00:16:42 Generation Z today don’t have the same profound feelings associated with the attacks of September 11, 2001 as prior generations do. GenZ are of course familiar with it and understand its implications, but they were simply too young to fully grasp it.

Issues that dominate the previous generations are foreign policy – drones, international policy, etc. However, issues that dominate today’s youth include more domestic policies such as gun control, police violence, and racism.

00:22:15 The real power of the internet is its ability to connect so many different people and departments together so seamlessly.

00:28:52 10 rules of ‘muckdom’ from the 1997 book Locked in the Cabinet by Robert Reich:

  1. Immediately pass all baggage to your assistant so you’re free to move and work.
  2. Always be first through any door.
  3. Walk fast and with purpose.
  4. Dress the part.
  5. Get in front of the camera so people see how important you are.
  6. Never arrive early; even arrive a little late.
  7. Shake hands quickly and look at someone behind them so the current handshaker doesn’t try to keep you too long.
  8. Respect the hierarchical chain of command.

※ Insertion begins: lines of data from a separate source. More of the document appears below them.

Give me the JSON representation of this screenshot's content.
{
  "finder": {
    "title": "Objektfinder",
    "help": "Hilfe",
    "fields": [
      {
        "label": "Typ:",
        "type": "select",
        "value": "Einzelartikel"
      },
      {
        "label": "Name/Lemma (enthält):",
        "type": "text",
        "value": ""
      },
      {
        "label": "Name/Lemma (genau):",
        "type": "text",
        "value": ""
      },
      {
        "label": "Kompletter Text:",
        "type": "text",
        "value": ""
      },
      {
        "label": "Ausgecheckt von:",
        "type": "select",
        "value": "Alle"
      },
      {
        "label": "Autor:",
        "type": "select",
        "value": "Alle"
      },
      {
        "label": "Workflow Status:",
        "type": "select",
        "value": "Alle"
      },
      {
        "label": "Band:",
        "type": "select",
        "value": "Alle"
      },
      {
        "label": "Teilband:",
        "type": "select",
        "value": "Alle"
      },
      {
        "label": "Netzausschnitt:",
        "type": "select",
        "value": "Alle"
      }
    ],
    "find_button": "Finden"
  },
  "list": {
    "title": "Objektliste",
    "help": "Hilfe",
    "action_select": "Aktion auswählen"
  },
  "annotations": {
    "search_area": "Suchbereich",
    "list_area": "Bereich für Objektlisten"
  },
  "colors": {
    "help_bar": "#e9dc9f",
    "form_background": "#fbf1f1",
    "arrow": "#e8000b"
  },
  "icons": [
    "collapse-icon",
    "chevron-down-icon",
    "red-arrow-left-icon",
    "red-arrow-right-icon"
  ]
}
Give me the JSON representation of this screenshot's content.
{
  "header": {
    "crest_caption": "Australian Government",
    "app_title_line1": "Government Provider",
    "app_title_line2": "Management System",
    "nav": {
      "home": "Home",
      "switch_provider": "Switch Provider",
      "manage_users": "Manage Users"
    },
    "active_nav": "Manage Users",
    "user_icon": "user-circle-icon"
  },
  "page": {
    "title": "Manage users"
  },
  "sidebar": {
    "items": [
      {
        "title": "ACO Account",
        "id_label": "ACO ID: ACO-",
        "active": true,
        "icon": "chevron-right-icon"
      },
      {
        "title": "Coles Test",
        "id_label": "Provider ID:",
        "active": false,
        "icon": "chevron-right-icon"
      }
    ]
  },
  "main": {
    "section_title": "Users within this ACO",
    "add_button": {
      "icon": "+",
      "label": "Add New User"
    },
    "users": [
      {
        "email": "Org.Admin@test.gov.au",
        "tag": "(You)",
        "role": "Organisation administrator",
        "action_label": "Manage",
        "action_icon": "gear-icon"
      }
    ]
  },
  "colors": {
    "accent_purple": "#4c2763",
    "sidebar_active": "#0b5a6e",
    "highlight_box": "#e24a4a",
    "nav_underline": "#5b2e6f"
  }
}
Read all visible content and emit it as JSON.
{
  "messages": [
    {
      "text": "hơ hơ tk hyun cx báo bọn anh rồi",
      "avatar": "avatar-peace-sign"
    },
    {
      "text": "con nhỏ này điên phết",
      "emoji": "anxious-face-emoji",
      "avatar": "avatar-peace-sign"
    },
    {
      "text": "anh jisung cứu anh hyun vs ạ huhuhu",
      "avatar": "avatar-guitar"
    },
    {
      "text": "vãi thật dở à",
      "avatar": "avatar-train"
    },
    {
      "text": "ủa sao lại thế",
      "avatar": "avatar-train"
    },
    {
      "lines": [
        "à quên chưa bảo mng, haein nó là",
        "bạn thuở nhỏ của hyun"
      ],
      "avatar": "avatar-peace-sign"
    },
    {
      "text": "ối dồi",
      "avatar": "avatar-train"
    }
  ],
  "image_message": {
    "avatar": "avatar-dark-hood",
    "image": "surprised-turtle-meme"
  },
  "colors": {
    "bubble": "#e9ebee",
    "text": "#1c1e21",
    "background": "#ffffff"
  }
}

That was 1997, this is 2014 and times and expectations have changed.

Admitting ‘I don’t know’ and then listening builds trust and credibility. Learn to listen, and people hear you differently.

I (Matthew Barzun) sat next to American diplomat John Kerry while he made 2 very important telephone calls, and only heard Mr Kerry speak 10% if the time. Why? Becaues he listens. Because when he speaks he asks important, intense and open-ended questions, and then he listens.

[EDITOR’S NOTE: Recall in Stan Christensen’s lecture Common negotiation mistakes, underhanded techniques & how to improve at Stanford University that effective negotiation really boils down to creative problem solving and effective relationship management, and that you should think of communication as convincing the other person that you can hear them and that they are being heard. The fact that the other person feels like they are being listened to is the most important part of persuasion.]

00:34:34 Gun laws, police violence, women’s rights, LGBT rights… As a diplomat, whether or not it is your responsibility, if people are talking about it, it’s your responsibility to address it and at least know what you are going to say about it, or be able to tell people where they can go to find out answers and information about it.

You’re at your best when you are humble and self-critical.

00:39:04 Diplomats are no longer the central source of communication. Anyone with a twitter account can freely send messages and communicate with terrorist twitter accounts.

00:49:00 Email can be an intimate form of communication if you treat it like a conversation. Be authentic, friendly, and respond to people quickly; even if you don’t have an immediate answer.